While it was hard to leave the Serengeti Safari camp, it was time to move on, and we boarded another small plane bound for our next destination: the Northern Serengeti. In the North we stayed at the jaw-droppingly gorgeous Lamai camp, another Nomad property. Unlike the Safari camp, Lamai is a permanent camp, that is literally built in the rocky hill face (or kopje). We got our own personal “hut” of sorts that blew my mind – from the gorgeous decor, to the incredible views (upon arriving in my room I spotted a pair of elephants in the distance from our balcony).
The game and the terrain in the North was very different than what we experienced in the South. We saw almost no herds of wildebeests and zebras, but we saw massive groups of elephants, crocodiles and hippos. Much of the ground was covered in rocks, making for a few slightly terrifying maneuvers in the 4×4. Finally, finding game was more difficult, as they could so easily hide in the long grasses. But that doesn’t mean we didn’t have a few surreal moments: most notably, the giant family of elephants we encountered right around sunset. There was an incredible moment when the elephants seemed panicked about our car obstructing their path and that we might be a threat and we watched as all the older female elephants created a protective wall around the babies. To see this incredible community of mothers protect their young in such a literal way was deeply touching. Oh and after a tiny reverse of the car, they realized we weren’t going to hurt them and passed us by – all documented below in photos.

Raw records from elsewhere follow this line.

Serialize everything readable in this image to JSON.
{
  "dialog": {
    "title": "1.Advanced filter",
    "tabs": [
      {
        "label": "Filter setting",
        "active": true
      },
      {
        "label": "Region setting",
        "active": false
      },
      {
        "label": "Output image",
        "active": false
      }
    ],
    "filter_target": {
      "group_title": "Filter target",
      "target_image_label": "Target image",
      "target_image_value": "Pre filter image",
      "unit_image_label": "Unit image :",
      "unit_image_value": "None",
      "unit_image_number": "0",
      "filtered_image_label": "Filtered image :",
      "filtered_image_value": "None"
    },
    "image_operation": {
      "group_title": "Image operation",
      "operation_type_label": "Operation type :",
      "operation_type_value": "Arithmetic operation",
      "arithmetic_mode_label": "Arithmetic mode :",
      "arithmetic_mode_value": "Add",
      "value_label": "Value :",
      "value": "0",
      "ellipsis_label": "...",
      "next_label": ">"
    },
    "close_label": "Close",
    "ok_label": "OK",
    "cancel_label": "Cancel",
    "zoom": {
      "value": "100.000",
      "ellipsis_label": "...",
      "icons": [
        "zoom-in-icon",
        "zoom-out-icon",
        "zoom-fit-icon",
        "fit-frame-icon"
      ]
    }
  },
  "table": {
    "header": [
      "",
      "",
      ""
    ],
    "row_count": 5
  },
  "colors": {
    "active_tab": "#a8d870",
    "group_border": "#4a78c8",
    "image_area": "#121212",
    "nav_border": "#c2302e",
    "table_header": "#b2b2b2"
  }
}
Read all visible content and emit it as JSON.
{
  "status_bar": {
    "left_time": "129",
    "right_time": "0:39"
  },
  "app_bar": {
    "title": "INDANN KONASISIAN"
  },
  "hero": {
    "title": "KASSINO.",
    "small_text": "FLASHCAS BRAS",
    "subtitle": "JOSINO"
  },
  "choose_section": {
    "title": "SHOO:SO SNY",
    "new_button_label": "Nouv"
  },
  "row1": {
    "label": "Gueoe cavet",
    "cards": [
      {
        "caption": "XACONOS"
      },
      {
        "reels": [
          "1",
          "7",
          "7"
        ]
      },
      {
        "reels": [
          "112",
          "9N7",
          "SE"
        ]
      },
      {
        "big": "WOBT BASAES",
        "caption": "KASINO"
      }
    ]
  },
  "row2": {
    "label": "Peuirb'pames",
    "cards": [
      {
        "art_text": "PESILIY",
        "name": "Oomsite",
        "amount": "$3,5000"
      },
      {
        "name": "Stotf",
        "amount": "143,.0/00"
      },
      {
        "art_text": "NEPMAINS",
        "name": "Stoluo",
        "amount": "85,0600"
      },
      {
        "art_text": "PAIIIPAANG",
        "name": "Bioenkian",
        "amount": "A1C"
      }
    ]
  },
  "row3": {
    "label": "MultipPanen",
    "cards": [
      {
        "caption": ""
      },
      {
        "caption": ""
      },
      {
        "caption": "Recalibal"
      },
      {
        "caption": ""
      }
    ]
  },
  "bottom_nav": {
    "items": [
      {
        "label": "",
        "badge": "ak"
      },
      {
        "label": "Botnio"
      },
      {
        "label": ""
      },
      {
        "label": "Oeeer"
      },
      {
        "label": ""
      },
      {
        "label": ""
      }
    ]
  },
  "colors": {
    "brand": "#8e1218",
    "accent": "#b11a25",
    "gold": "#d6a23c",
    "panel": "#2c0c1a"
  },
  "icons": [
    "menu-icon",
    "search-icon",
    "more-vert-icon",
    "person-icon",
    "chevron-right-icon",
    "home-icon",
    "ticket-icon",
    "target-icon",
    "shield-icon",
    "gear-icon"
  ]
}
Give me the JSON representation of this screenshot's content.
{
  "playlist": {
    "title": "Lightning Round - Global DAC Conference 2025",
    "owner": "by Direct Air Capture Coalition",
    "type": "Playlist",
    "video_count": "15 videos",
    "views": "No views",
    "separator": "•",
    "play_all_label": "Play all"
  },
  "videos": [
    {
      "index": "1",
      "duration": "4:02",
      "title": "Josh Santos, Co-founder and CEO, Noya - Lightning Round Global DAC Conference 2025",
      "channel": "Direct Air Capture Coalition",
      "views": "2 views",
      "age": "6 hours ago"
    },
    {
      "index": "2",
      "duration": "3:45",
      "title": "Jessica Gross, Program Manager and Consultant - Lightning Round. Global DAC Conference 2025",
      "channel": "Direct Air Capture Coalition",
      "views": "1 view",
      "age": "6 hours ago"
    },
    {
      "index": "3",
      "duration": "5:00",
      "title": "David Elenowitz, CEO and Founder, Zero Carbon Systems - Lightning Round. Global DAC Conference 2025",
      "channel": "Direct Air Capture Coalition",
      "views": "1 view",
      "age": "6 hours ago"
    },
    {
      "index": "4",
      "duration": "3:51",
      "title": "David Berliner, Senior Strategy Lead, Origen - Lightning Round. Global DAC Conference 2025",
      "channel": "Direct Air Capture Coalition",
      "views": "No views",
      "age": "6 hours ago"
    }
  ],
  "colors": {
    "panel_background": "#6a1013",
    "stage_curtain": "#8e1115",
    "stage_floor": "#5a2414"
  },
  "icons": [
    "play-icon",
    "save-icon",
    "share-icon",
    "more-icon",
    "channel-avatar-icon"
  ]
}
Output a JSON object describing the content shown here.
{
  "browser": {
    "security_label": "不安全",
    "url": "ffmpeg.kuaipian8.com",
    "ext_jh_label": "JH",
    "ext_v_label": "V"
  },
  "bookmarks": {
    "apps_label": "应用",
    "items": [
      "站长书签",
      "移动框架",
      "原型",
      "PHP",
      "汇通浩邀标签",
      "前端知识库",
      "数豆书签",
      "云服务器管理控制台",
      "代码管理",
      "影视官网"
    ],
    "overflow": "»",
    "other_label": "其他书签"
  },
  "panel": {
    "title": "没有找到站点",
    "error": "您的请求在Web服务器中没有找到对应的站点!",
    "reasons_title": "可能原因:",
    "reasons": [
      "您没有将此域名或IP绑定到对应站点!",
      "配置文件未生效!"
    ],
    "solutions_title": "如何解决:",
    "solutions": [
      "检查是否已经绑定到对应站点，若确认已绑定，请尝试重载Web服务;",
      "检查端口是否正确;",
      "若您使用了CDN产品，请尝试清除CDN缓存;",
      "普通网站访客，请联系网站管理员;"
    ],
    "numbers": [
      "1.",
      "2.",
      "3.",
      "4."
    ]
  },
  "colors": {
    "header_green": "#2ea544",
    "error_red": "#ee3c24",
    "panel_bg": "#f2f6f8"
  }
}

The thing we learned the most in the North though was the value of a great guide. Our guide in the South was so much better than our guide in the North, and we struggled, without a great guide, to locate game. We felt burnt out and let down sooner. So my advice: make sure you request the most enthusiastic guide available.
After a couple days in the North, we boarded a plane for our final destination of the trip – Zanzibar. Zanzibar, while part of Tanzania, feels in many ways like it’s own country, and historically they consider themselves very much their own nation. The difference is tangible: the landscape (Zanzibar is an island, and so is entirely oriented towards the ocean), religion of it’s inhabitants (Zanzibar is predominantly devout Muslim), and the overall experience was extremely different from everywhere else we visited. We stayed at a gorgeous hotel/resort called Essque Zalu, with a beautiful pool and view of the ocean. The major drawback, however, was that it was almost impossible to swim in the ocean due to the sharp coral on the shore, and the powerful currents and waves.
We only had about 2 days in Zanzibar, and so our full day there was spent in the city, visiting Stone Town, the historic part. We enjoyed getting a taste of the winding streets and historical architecture of Stone Town, but we were disappointed to see that historical landmark buildings were literally falling apart they were in such disrepair. We were told multiple times not to go inside, or stand too close to various spots on our tour. The heat in Zanzibar is also oppressive, especially if you’re wearing long pants (which you really need to as it’s a relatively modest society). It was lovely to cool off on the gorgeous rooftop of the Emerson on Hurumzi hotel over passionfruit juice and kebabs. But my favourite part of Stone Town, and Zanzibar, was just the random beauty you stumble across: from mangoes being sold by the side of the road, to beautiful handmade jewelry boxes, and a man juicing sugar cane- it definitely had it’s moments.
So is Zanzibar a must-visit? I would personally say not. But if you’re in the region and looking for a place to unwind by the water or if you enjoy architecture, history, and taking in local culture – it can definitely fill a couple days at the end of a larger trip.